Search code examples
tensorflowmachine-learningkerasautoencoderloss-function

Correct way to calculate MSE for autoencoders with batch-training


Suppose you have a network representing an autoencoder (AE). Let's assume it has 90 inputs/outputs. I want to batch-train it with batches of size 100. I will denote my input with x and my output with y.

Now, I want to use the MSE to evaluate the performance of my training process. To my understanding, the input/output dimensions for my network are of size (100, 90).

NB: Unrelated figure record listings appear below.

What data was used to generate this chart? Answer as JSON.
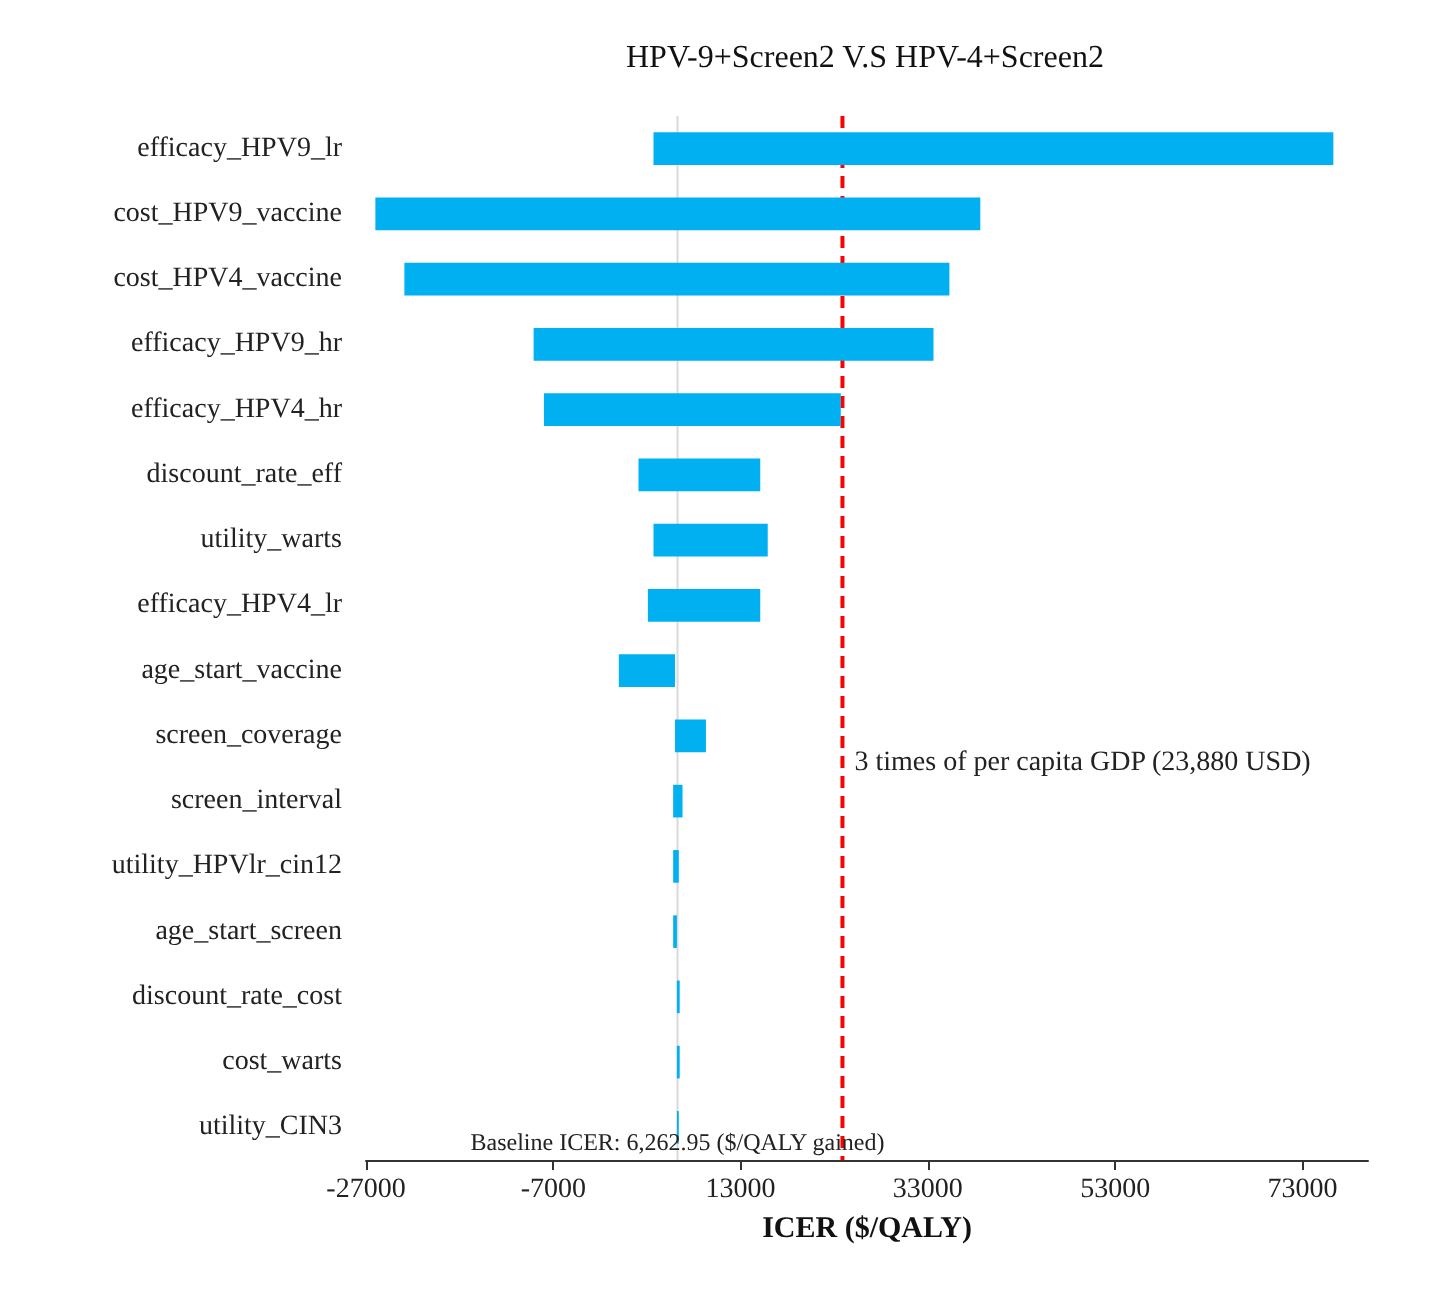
{
  "chart_data": {
    "type": "bar",
    "orientation": "horizontal",
    "title": "HPV-9+Screen2 V.S HPV-4+Screen2",
    "xlabel": "ICER ($/QALY)",
    "categories": [
      "efficacy_HPV9_lr",
      "cost_HPV9_vaccine",
      "cost_HPV4_vaccine",
      "efficacy_HPV9_hr",
      "efficacy_HPV4_hr",
      "discount_rate_eff",
      "utility_warts",
      "efficacy_HPV4_lr",
      "age_start_vaccine",
      "screen_coverage",
      "screen_interval",
      "utility_HPVlr_cin12",
      "age_start_screen",
      "discount_rate_cost",
      "cost_warts",
      "utility_CIN3"
    ],
    "base": [
      3700,
      -26000,
      -22900,
      -9100,
      -8000,
      2100,
      3700,
      3100,
      0,
      6000,
      5800,
      5800,
      5800,
      6200,
      6200,
      6200
    ],
    "values": [
      72600,
      64600,
      58200,
      42700,
      31700,
      13000,
      12200,
      12000,
      6000,
      3300,
      1000,
      600,
      400,
      300,
      300,
      200
    ],
    "color": "#00b0f0",
    "xlim": [
      -27000,
      80000
    ],
    "xticks": [
      -27000,
      -7000,
      13000,
      33000,
      53000,
      73000
    ],
    "grid": false,
    "ref_lines": [
      {
        "axis": "x",
        "value": 6262.95,
        "label": "Baseline ICER: 6,262.95 ($/QALY gained)",
        "color": "#d9d9d9",
        "line_style": "solid"
      },
      {
        "axis": "x",
        "value": 23880,
        "label": "3 times of per capita GDP (23,880 USD)",
        "color": "#ff0000",
        "line_style": "dashed"
      }
    ]
  }
}
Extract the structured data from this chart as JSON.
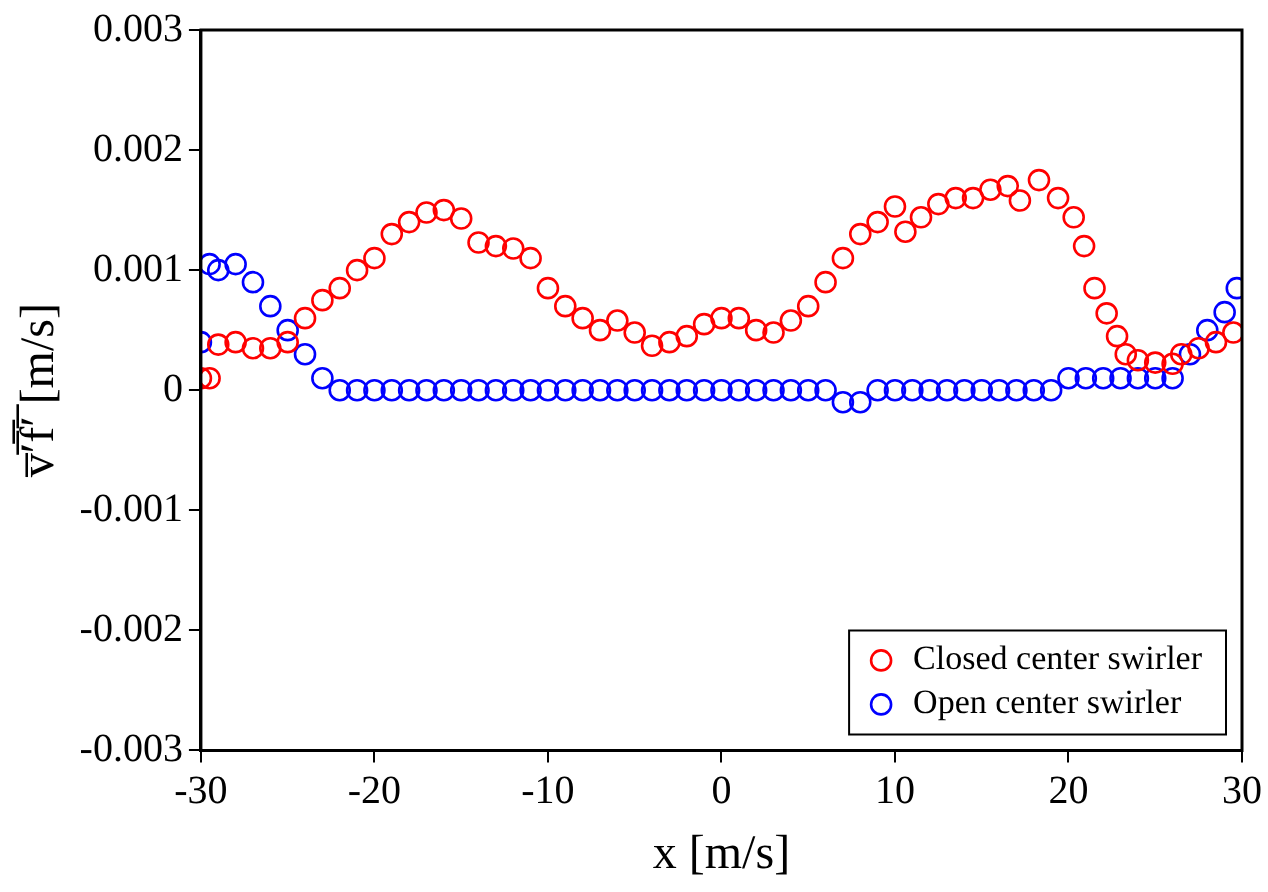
{
  "chart_data": {
    "type": "scatter",
    "xlabel": "x [m/s]",
    "ylabel": "v̅′̅f̅′̅ [m/s]",
    "xlim": [
      -30,
      30
    ],
    "xticks": [
      -30,
      -20,
      -10,
      0,
      10,
      20,
      30
    ],
    "ylim": [
      -0.003,
      0.003
    ],
    "yticks": [
      -0.003,
      -0.002,
      -0.001,
      0,
      0.001,
      0.002,
      0.003
    ],
    "grid": false,
    "legend": "bottom right",
    "marker": "circle",
    "series": [
      {
        "name": "Closed center swirler",
        "color": "#ff0000",
        "x": [
          -30,
          -29.5,
          -29,
          -28,
          -27,
          -26,
          -25,
          -24,
          -23,
          -22,
          -21,
          -20,
          -19,
          -18,
          -17,
          -16,
          -15,
          -14,
          -13,
          -12,
          -11,
          -10,
          -9,
          -8,
          -7,
          -6,
          -5,
          -4,
          -3,
          -2,
          -1,
          0,
          1,
          2,
          3,
          4,
          5,
          6,
          7,
          8,
          9,
          10,
          10.6,
          11.5,
          12.5,
          13.5,
          14.5,
          15.5,
          16.5,
          17.2,
          18.3,
          19.4,
          20.3,
          20.9,
          21.5,
          22.2,
          22.8,
          23.3,
          24,
          25,
          26,
          26.5,
          27.5,
          28.5,
          29.5
        ],
        "values": [
          0.0001,
          0.0001,
          0.00038,
          0.0004,
          0.00035,
          0.00035,
          0.0004,
          0.0006,
          0.00075,
          0.00085,
          0.001,
          0.0011,
          0.0013,
          0.0014,
          0.00148,
          0.0015,
          0.00143,
          0.00123,
          0.0012,
          0.00118,
          0.0011,
          0.00085,
          0.0007,
          0.0006,
          0.0005,
          0.00058,
          0.00048,
          0.00037,
          0.0004,
          0.00045,
          0.00055,
          0.0006,
          0.0006,
          0.0005,
          0.00048,
          0.00058,
          0.0007,
          0.0009,
          0.0011,
          0.0013,
          0.0014,
          0.00153,
          0.00132,
          0.00144,
          0.00155,
          0.0016,
          0.0016,
          0.00167,
          0.0017,
          0.00158,
          0.00175,
          0.0016,
          0.00144,
          0.0012,
          0.00085,
          0.00064,
          0.00045,
          0.0003,
          0.00025,
          0.00023,
          0.00022,
          0.0003,
          0.00035,
          0.0004,
          0.00048
        ]
      },
      {
        "name": "Open center swirler",
        "color": "#0000ff",
        "x": [
          -30,
          -29.5,
          -29,
          -28,
          -27,
          -26,
          -25,
          -24,
          -23,
          -22,
          -21,
          -20,
          -19,
          -18,
          -17,
          -16,
          -15,
          -14,
          -13,
          -12,
          -11,
          -10,
          -9,
          -8,
          -7,
          -6,
          -5,
          -4,
          -3,
          -2,
          -1,
          0,
          1,
          2,
          3,
          4,
          5,
          6,
          7,
          8,
          9,
          10,
          11,
          12,
          13,
          14,
          15,
          16,
          17,
          18,
          19,
          20,
          21,
          22,
          23,
          24,
          25,
          26,
          27,
          28,
          29,
          29.7
        ],
        "values": [
          0.0004,
          0.00105,
          0.001,
          0.00105,
          0.0009,
          0.0007,
          0.0005,
          0.0003,
          0.0001,
          0,
          0,
          0,
          0,
          0,
          0,
          0,
          0,
          0,
          0,
          0,
          0,
          0,
          0,
          0,
          0,
          0,
          0,
          0,
          0,
          0,
          0,
          0,
          0,
          0,
          0,
          0,
          0,
          0,
          -0.0001,
          -0.0001,
          0,
          0,
          0,
          0,
          0,
          0,
          0,
          0,
          0,
          0,
          0,
          0.0001,
          0.0001,
          0.0001,
          0.0001,
          0.0001,
          0.0001,
          0.0001,
          0.0003,
          0.0005,
          0.00065,
          0.00085
        ]
      }
    ]
  }
}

The first part of the MSE calculation is performed element-wise, which is

(x - y)²

so I end up with an matrix of size (100, 90) again. For better understanding of my problem, I will arbitrarily draw a matrix of how this looks now:

[[x1 x2 x3 ... x90],    # sample 1 of batch
 [x1 x2 x3 ... x90],    # sample 2 of batch
 .
 .
 [x1 x2 x3 ... x90]]    # sample 100 of batch

I have stumbled across various versions of calculating the error from now on. Goal of all versions is to reduce the matrix to a scalar, which can then be optimized.

Version 1:

Sum over the quadratic errors in the respective sample first, then calculate the mean of all samples, e.g.:

v1 = 
[ SUM_of_qerrors_1,        # equals sum(x1 to x90)
  SUM_of_qerrors_2,
  ...
  SUM_of_qerrors_100 ]

result = mean(v1)

Version 2:

Calculate mean of quadratic errors per sample, then calculate the mean over all samples, e.g.:

v2 = 
[ MEAN_of_qerrors_1,        # equals mean(x1 to x90)
  MEAN_of_qerrors_2,
  ...
  MEAN_of_qerrors_100 ]

result = mean(v2)

Personally, I think that version 1 is the correct way to do it, because the commonly used crossentropy is calculated in the same manner. But if I use version 1, it isn't really the MSE.

I've found a keras example here (https://keras.io/examples/variational_autoencoder/), but unfortunately I wasn't able to figure out how keras does this under the hood with batch training.

I would be grateful either for a hint how this is handled under the hood by keras (and therefore tensorflow) or what the correct version is.

Thank you!


Solution

  • The version 2, i.e. computing the mean of quadratic errors per sample and then compute the mean of the resulting numbers, is the one which is done in Keras:

    def mean_squared_error(y_true, y_pred):
        return K.mean(K.square(y_pred - y_true), axis=-1)
    

    However, note that taking the average over samples is done in another part of the code which I have explained extensively here and here.